Lilly’s Alzheimer’s Struggles Continue as Preclinical Disease Asset Fails Phase III

Photo shows Eli Lilly building and parking lot/Courtesy of Cristina Arias_Getty Images

Photo shows Eli Lilly building and parking lot/Courtesy of Cristina Arias/Getty Images

Eli Lilly isn’t having a good year in Alzheimer’s disease. Data released Wednesday from the Phase III A4 study showed solanezumab fell short of its primary endpoint, failing to slow cognitive decline in patients with preclinical Alzheimer’s disease. 

As a result, Lilly is ending clinical development of the asset, John Sims, head of medical, global brand development – solanezumab, Lilly, said in a prepared statement.

A4 was a “first-of-its-kind secondary prevention trial,” enrolling more than 1,100 participants who had evidence of amyloid plaque build-up in the brain but no clinical impairment otherwise. The study’s primary outcome was cognitive decline as measured by the Preclinical Alzheimer Cognitive Composite (PACC), a validated tool that evaluates episodic memory, timed executive function and global cognition.

On average, patients treated with solanezumab saw a 1.69-point drop in PACC scores, while placebo counterparts had a mean PACC reduction of 1.4 points.

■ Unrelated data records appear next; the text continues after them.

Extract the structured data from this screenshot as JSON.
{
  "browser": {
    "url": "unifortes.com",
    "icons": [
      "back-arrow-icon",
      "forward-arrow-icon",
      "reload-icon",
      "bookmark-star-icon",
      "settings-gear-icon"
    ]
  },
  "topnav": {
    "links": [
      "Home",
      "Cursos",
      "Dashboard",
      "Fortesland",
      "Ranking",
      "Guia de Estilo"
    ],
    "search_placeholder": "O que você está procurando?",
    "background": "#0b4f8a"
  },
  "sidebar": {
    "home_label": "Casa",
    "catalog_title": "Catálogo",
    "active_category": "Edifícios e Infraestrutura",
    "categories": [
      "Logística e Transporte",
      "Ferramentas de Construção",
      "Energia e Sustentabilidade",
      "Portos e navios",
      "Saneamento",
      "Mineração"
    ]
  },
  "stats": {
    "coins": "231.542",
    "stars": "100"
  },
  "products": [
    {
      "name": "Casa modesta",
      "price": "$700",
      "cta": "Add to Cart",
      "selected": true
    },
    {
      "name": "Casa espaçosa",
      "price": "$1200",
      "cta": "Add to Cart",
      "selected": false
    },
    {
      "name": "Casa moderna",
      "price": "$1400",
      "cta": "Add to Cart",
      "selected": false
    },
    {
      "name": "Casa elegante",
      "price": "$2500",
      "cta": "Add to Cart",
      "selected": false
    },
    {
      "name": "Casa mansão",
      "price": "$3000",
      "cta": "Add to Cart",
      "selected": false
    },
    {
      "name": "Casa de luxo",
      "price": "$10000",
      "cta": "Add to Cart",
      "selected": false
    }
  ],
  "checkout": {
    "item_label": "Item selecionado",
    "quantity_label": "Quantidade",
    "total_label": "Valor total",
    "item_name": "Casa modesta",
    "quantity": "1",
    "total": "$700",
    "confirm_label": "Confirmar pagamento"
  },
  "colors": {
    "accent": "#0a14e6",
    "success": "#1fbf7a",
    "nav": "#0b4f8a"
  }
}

The difference was not statistically significant.

Lilly’s candidate also failed to demonstrate significant benefit in secondary efficacy measures such as disease progression from preclinical to symptomatic Alzheimer’s disease.

Solanezumab is a monoclonal antibody designed to target the amyloid protein to address early Alzheimer’s disease. Unlike Lilly’s other Alzheimer’s candidates – donanemab and remternetug – solanezumab can only bind to soluble monomeric forms of amyloid β and cannot remove plaques that have already deposited in the brain.

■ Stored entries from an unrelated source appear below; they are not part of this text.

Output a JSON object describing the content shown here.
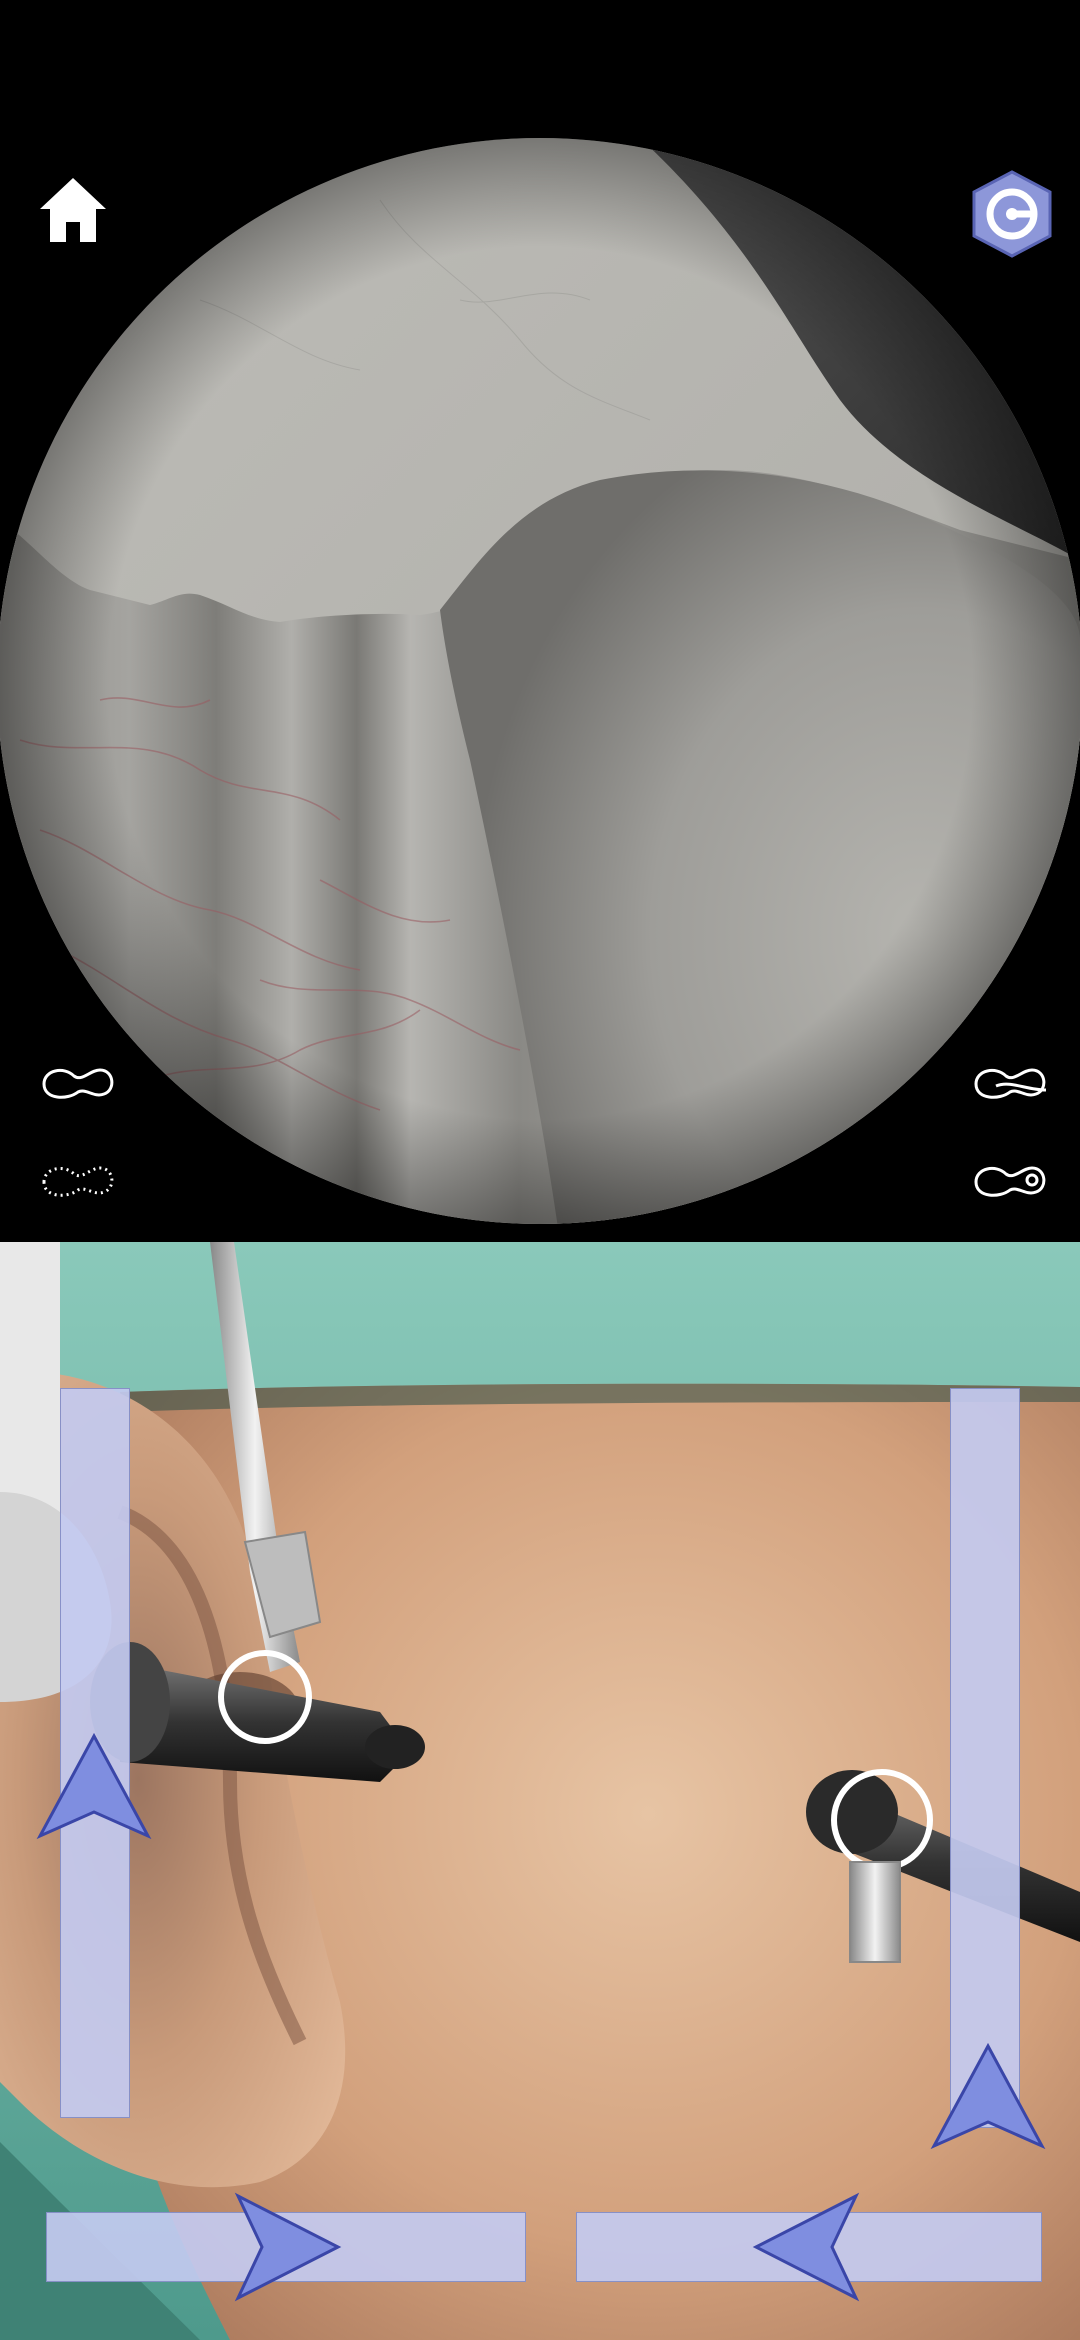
{
  "screen": {
    "name": "ear-endoscopy-simulator"
  },
  "top_view": {
    "home_button": {
      "icon": "home-icon"
    },
    "menu_button": {
      "icon": "hex-logo-icon"
    },
    "controls": [
      {
        "icon": "tool-outline-icon"
      },
      {
        "icon": "tool-dotted-icon"
      },
      {
        "icon": "tool-hook-icon"
      },
      {
        "icon": "tool-loop-icon"
      }
    ]
  },
  "bottom_view": {
    "sliders": [
      {
        "name": "left-vertical-slider",
        "arrow": "up"
      },
      {
        "name": "right-vertical-slider",
        "arrow": "up"
      },
      {
        "name": "left-horizontal-slider",
        "arrow": "right"
      },
      {
        "name": "right-horizontal-slider",
        "arrow": "left"
      }
    ]
  },
  "colors": {
    "slider_fill": "#c3caf0",
    "arrow_fill": "#7f8ee0",
    "arrow_stroke": "#3a46a8",
    "drape_green": "#5aa89a",
    "skin": "#d9ad8c",
    "membrane": "#a8a8a6"
  }
}
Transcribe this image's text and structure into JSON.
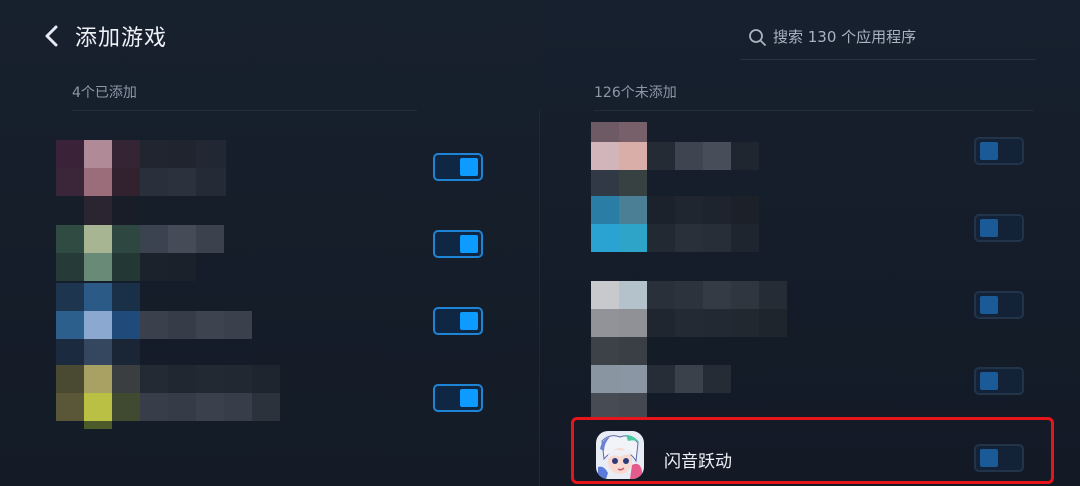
{
  "header": {
    "title": "添加游戏",
    "search_placeholder": "搜索 130 个应用程序"
  },
  "added": {
    "label": "4个已添加",
    "toggles": [
      "on",
      "on",
      "on",
      "on"
    ]
  },
  "not_added": {
    "label": "126个未添加",
    "toggles": [
      "off",
      "off",
      "off",
      "off"
    ],
    "visible_app": {
      "name": "闪音跃动",
      "toggle": "off"
    }
  },
  "colors": {
    "toggle_on": "#0e9bff",
    "toggle_off": "#1a5a96",
    "highlight": "#e8141b"
  }
}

In A4, amyloid plaques continued to accumulate in both the solanezumab and placebo arms, with deposits increasing by 12.1 and 17.5 centiloids over the course of the study, respectively.

These results suggest amyloid remains a key driver of cognitive decline even in preclinical Alzheimer’s and that “we may need to be more aggressive with amyloid removal even at this very early stage of disease,” Reisa Sperling, M.D., neurologist at the Brigham and Women's Hospital and A4 project director, said in a prepared statement.

A Rough Three Months 

Solanezumab’s Phase III failure is Lilly’s latest stumble in its quest to bring an Alzheimer’s disease treatment to the market.

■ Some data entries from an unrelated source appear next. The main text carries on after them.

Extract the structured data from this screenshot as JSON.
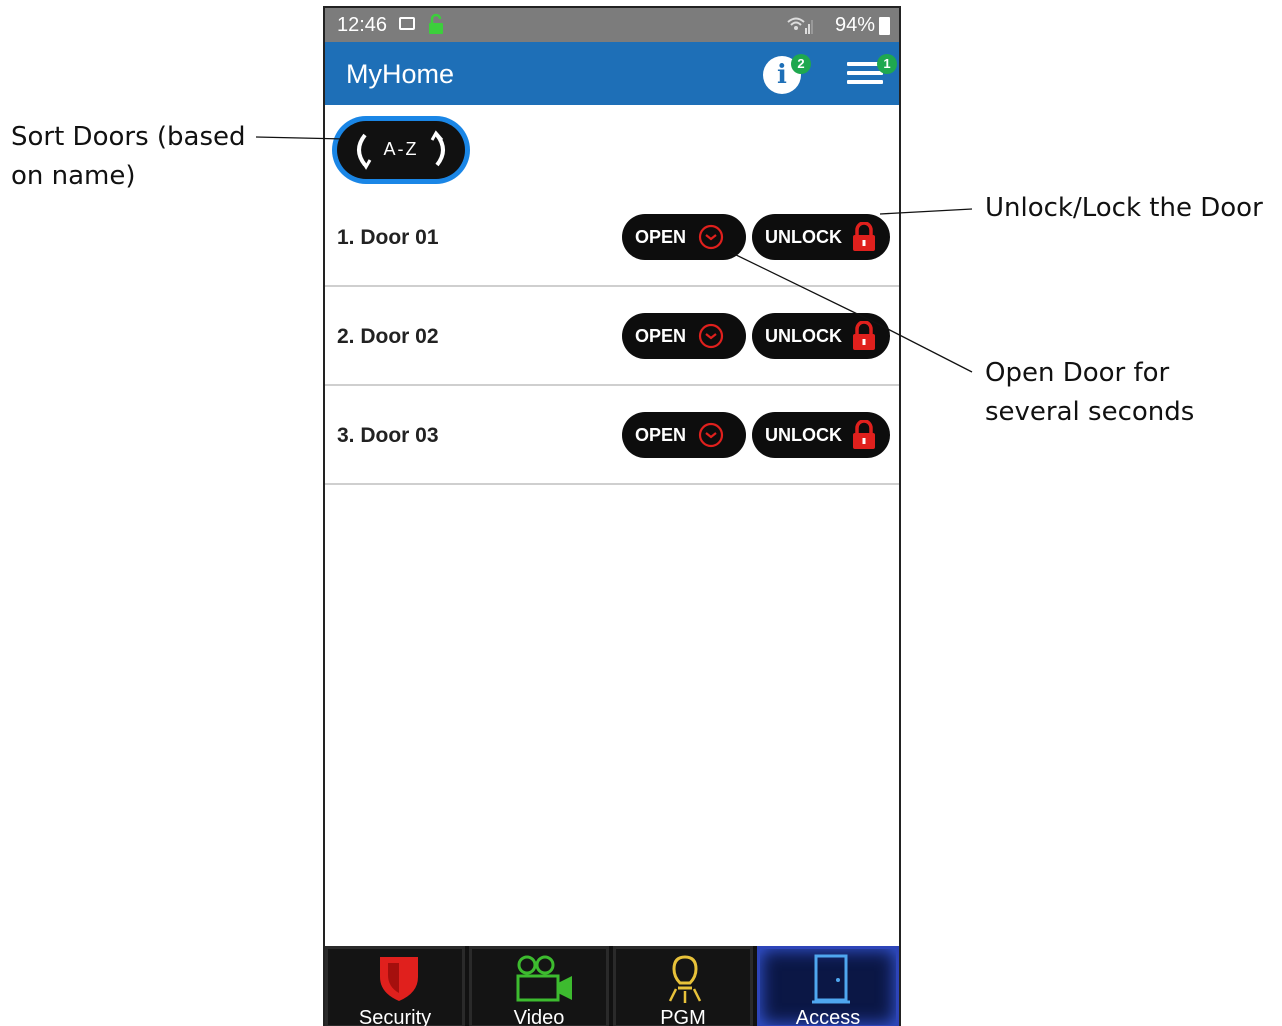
{
  "status_bar": {
    "time": "12:46",
    "battery": "94%"
  },
  "app_bar": {
    "title": "MyHome",
    "info_badge": "2",
    "menu_badge": "1"
  },
  "sort_button": {
    "label": "A-Z"
  },
  "doors": [
    {
      "name": "1. Door 01",
      "open_label": "OPEN",
      "unlock_label": "UNLOCK"
    },
    {
      "name": "2. Door 02",
      "open_label": "OPEN",
      "unlock_label": "UNLOCK"
    },
    {
      "name": "3. Door 03",
      "open_label": "OPEN",
      "unlock_label": "UNLOCK"
    }
  ],
  "tabs": [
    {
      "label": "Security",
      "icon": "shield-icon",
      "color": "#e0201d"
    },
    {
      "label": "Video",
      "icon": "camera-icon",
      "color": "#3dbb2f"
    },
    {
      "label": "PGM",
      "icon": "lightbulb-icon",
      "color": "#e8c23a"
    },
    {
      "label": "Access",
      "icon": "door-icon",
      "color": "#4fa7f0",
      "active": true
    }
  ],
  "annotations": {
    "sort": [
      "Sort Doors (based",
      "on name)"
    ],
    "unlock": "Unlock/Lock the Door",
    "open": [
      "Open Door for",
      "several seconds"
    ]
  },
  "colors": {
    "app_bar": "#1e6fb7",
    "status_bar": "#7c7c7c",
    "badge": "#1fa84f",
    "icon_red": "#e0201d"
  }
}
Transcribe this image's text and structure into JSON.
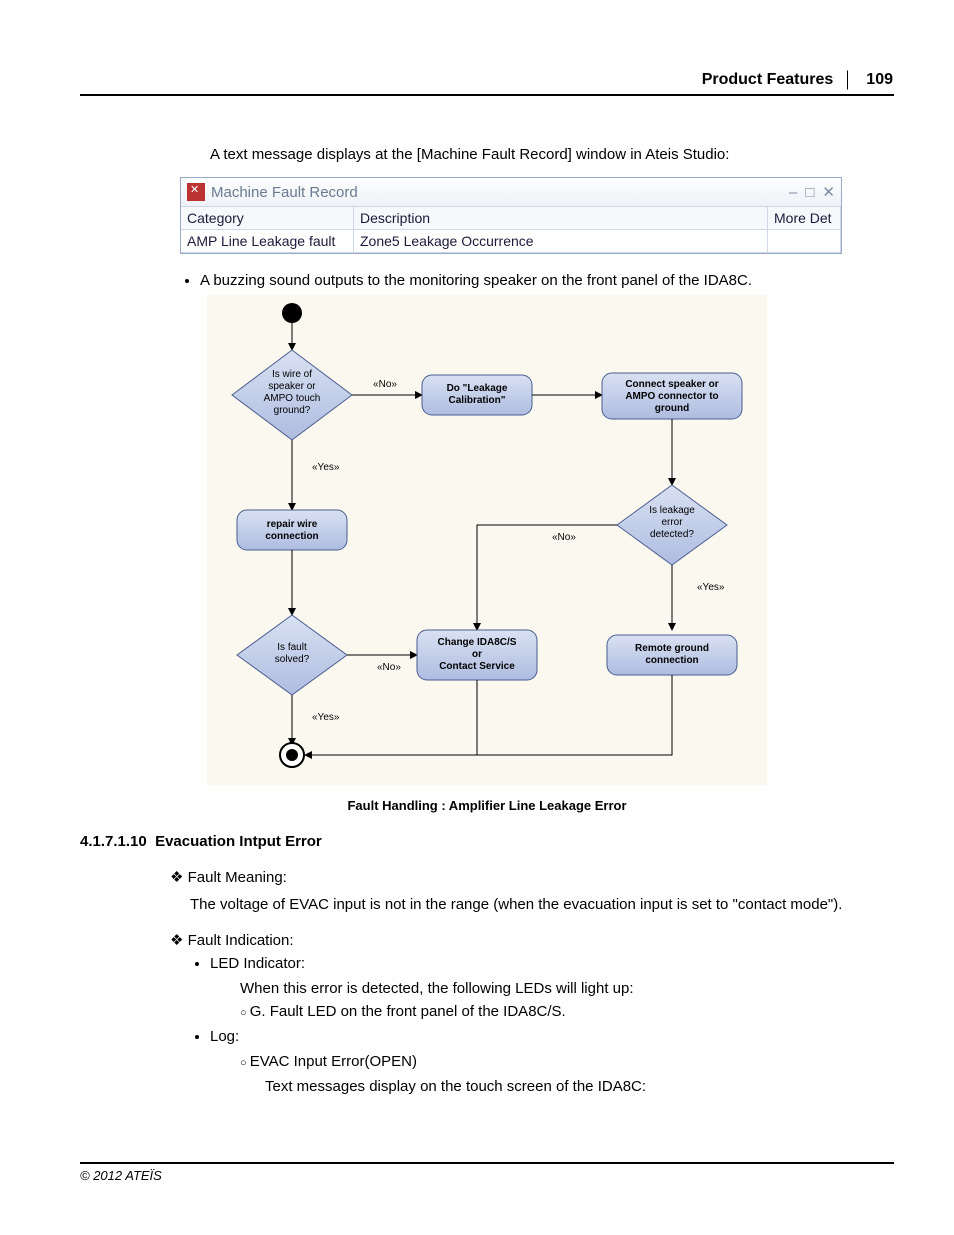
{
  "header": {
    "title": "Product Features",
    "page": "109"
  },
  "intro": "A text message displays at the [Machine Fault Record] window in Ateis Studio:",
  "mfr": {
    "win_title": "Machine Fault Record",
    "btn_min": "–",
    "btn_max": "□",
    "btn_close": "✕",
    "cols": {
      "c1": "Category",
      "c2": "Description",
      "c3": "More Det"
    },
    "row": {
      "c1": "AMP Line Leakage fault",
      "c2": "Zone5 Leakage Occurrence",
      "c3": ""
    }
  },
  "bullet1": "A buzzing sound outputs to the monitoring speaker on the front panel of the IDA8C.",
  "flow": {
    "d1": "Is wire of\nspeaker or\nAMPO touch\nground?",
    "p1": "Do \"Leakage\nCalibration\"",
    "p2": "Connect speaker or\nAMPO connector to\nground",
    "a1": "repair wire\nconnection",
    "d2": "Is leakage\nerror\ndetected?",
    "d3": "Is fault\nsolved?",
    "p3": "Change IDA8C/S\nor\nContact Service",
    "p4": "Remote ground\nconnection",
    "no": "«No»",
    "yes": "«Yes»",
    "caption": "Fault Handling : Amplifier Line Leakage Error"
  },
  "sec": {
    "num": "4.1.7.1.10",
    "title": "Evacuation Intput Error"
  },
  "fm": {
    "label": "Fault Meaning:",
    "text": "The voltage of EVAC input is not in the range (when the evacuation input is set to \"contact mode\")."
  },
  "fi": {
    "label": "Fault Indication:",
    "led": "LED Indicator:",
    "led_text": "When this error is detected, the following LEDs will light up:",
    "led_item": "G. Fault LED on the front panel of the IDA8C/S.",
    "log": "Log:",
    "log_item": "EVAC Input Error(OPEN)",
    "log_text": "Text messages display on the touch screen of the IDA8C:"
  },
  "footer": "© 2012 ATEÏS"
}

In January, the FDA rejected the company’s bid for accelerated approval of donanemab, its most mature Alzheimer’s asset. In its complete response letter, the regulator requested more data establishing the antibody’s safety and efficacy.

Lilly supported donanemab’s accelerated regulatory application with data from the Phase II TRAILBLAZER-ALZ study, which had more than 100 participants. However, the study allowed patients to stop treatment once brain amyloid plaques had been cleared past a certain level. As a result, fewer than 100 patients had been treated with donanemab for 12 continuous months.

Topline data from the TRAILBLAZER-ALZ 2 trial are expected in the coming months, which Lilly will use as part of an application for traditional approval of donanemab.

While Lilly’s stocks took a slight hit, some experts believe the FDA made the right call, noting that while donanemab has demonstrated it can clear amyloid plaques, its effects on overall function have not yet been established.

Lilly is also pushing remternetug through the clinic. The molecule, which binds to amyloid deposits in the brain, is in Phase III for the disease’s early stages.